We have generated a doxycycline-inducible lentiviral system to transiently express the four reprogramming factors c-myc, Klf4, Oct4 and Sox2 in fibroblasts. iPS cells produced with this system are pluripotent and give rise to chimeras when injected into blastocysts, similar to retrovirally-produced iPS cells. We and others have recently shown that drug selection is not required to obtain iPS cells (Blelloch et al., 2007
; Maherali et al., 2007
; Meissner et al., 2007
). However, omission of drug selection increases the number of false positive colonies, such as transformed cells or cells that failed to receive all four viruses, and necessitates a trained eye to identify ES cell-like colonies. A major advantage of the inducible system over constitutive expression systems is that it allows for the “self-selection” of reprogrammed cells in the absence of drug selection and obviates the need for ES cell expertise. After stably reprogrammed cells have been generated and doxycycline has been withdrawn, cells that survive go on to reactivate the endogenous pluripotency program, while unstable reprogramming intermediates and transformed colonies disappear, likely through differentiation or apoptosis.
We have used the doxycycline-dependent system to assess the temporal requirement for exogenous factor expression to produce iPS cells. Our results show that the four factors are required for only about ten days, at which point the somatic genome becomes poised for conversion into a pluripotent state. This has been consistently seen in independent experiments using fibroblasts from different reporter strains, suggesting that reprogramming follows a defined rather than a random sequence of molecular events that transform a differentiated cell into a pluripotent cell. In agreement with this notion, we have identified and characterized cell populations that appear prior to and during this transition point by surface marker expression, reporter gene activity and transcriptional analyses (). Based on these results, we conclude that downregulation of fibroblast markers such as Thy1 is the earliest detectable change in cells undergoing reprogramming, followed by modest reactivation of the ES cell marker SSEA-1, which is further upregulated at the time when cells become doxycycline-independent. At this transition point, other major modifications take place including the reactivation of Oct4 and Sox2, telomerase, and the silenced X chromosome. Importantly, reactivation of these markers is not yet indicative of a fully reprogrammed phenotype since continuous expression of exogenous factors can still increase the number of iPS colonies. Interestingly, the ES cell specific Fbx15
gene is reactivated at day 3, before other pluripotency genes including Nanog
become detectable. This may explain why the initially derived iPS cells made with an Fbx15 selectable allele (Takahashi and Yamanaka, 2006
) appeared incompletely reprogrammed compared with the subsequently reported Nanog selection approach (Maherali et al., 2007
; Okita et al., 2007
; Wernig et al., 2007
). Support for the functional importance of the markers described here comes from the observation that FACS sorting of subpopulations defined by these markers allows for a significant enrichment for cells with the potential to become iPS cells.
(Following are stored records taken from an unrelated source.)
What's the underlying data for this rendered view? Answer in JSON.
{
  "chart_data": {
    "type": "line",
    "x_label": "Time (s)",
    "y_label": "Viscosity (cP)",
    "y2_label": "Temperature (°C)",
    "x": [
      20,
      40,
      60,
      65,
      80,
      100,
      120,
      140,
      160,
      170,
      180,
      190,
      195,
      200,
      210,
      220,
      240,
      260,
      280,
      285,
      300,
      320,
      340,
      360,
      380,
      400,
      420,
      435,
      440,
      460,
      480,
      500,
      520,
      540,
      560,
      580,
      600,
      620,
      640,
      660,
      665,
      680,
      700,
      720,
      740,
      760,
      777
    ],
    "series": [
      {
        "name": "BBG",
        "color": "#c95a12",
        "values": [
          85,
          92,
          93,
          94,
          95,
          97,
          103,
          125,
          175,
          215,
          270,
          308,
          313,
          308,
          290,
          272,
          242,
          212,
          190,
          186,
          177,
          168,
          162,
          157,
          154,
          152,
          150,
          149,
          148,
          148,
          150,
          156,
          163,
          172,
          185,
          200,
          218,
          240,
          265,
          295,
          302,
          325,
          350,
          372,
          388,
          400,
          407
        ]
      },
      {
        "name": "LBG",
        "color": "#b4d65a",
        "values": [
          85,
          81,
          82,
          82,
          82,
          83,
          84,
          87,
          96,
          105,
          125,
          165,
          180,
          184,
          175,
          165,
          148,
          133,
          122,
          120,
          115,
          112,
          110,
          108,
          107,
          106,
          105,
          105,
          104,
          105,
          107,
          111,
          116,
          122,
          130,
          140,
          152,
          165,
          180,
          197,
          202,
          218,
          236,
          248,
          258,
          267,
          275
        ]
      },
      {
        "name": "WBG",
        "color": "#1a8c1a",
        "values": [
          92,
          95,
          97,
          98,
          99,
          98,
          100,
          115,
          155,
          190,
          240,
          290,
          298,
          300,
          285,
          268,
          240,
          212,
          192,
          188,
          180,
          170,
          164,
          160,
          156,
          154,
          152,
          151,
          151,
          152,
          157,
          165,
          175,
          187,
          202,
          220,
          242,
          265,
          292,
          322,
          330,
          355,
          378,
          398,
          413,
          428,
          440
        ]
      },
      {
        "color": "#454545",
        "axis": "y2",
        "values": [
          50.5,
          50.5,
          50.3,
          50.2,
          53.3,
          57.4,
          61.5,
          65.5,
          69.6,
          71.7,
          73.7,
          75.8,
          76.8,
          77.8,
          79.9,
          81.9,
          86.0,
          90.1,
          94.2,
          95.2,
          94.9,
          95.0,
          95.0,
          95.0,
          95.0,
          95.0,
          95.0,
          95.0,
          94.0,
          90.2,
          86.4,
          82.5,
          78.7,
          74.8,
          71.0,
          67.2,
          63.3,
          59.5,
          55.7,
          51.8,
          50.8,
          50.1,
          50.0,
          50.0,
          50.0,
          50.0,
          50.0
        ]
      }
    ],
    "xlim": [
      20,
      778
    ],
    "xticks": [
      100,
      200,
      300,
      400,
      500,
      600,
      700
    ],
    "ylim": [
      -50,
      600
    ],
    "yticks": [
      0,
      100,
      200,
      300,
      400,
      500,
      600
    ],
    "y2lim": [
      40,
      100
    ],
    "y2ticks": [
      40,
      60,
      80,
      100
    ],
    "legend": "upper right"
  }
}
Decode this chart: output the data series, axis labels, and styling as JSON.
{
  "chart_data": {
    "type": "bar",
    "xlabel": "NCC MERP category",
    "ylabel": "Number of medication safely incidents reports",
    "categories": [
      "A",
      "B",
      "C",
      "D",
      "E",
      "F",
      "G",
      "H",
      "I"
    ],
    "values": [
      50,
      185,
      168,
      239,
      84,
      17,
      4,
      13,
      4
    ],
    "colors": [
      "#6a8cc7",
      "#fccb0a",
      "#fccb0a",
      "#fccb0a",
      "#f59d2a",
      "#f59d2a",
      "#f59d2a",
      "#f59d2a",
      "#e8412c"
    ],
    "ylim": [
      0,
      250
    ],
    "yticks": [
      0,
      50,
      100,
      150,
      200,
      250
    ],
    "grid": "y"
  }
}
Kinetics of marker expression during reprogramming.
Retroviral silencing during reprogramming appears to be a gradual process that occurs as early as four days after the induction of the transcription factors but is completed only in cells that have reached the transition point of doxycycline independence. In accordance with the observed early retroviral silencing is the transient upregulation of the de novo
while silencing at later stages coincides with the upregulation of Dnmt3b
(Okano et al., 1999
) and the retroviral silencing factor TRIM28 (Wolf and Goff, 2007
) . This finding implies that the frequency of obtaining iPS cells with retroviruses should be reduced due to premature silencing in some cells. Indeed, we have observed that infection of fibroblasts with lentiviruses, which are not subject to silencing, gives rise to ES-like colonies roughly 5 to 10 times more efficiently compared with retroviruses (unpublished observations).
The molecular mechanism underlying nuclear reprogramming remains enigmatic. Due to its low efficiency, it has thus far been impossible to capture intermediate stages of the reprogramming process. Our identification of intermediate cell population that are enriched for iPS-producing cells will help to solve some of the open questions surrounding nuclear reprogramming. For example, a genome-wide analysis of individual subpopulations at different stages of the reprogramming process will be instrumental for understanding how the three or four transcription factors induce pluripotency and epigenetic reprogramming. Lastly, the system described here provides the framework for the identification of genes and chemicals that replace or enhance the production of iPS cells.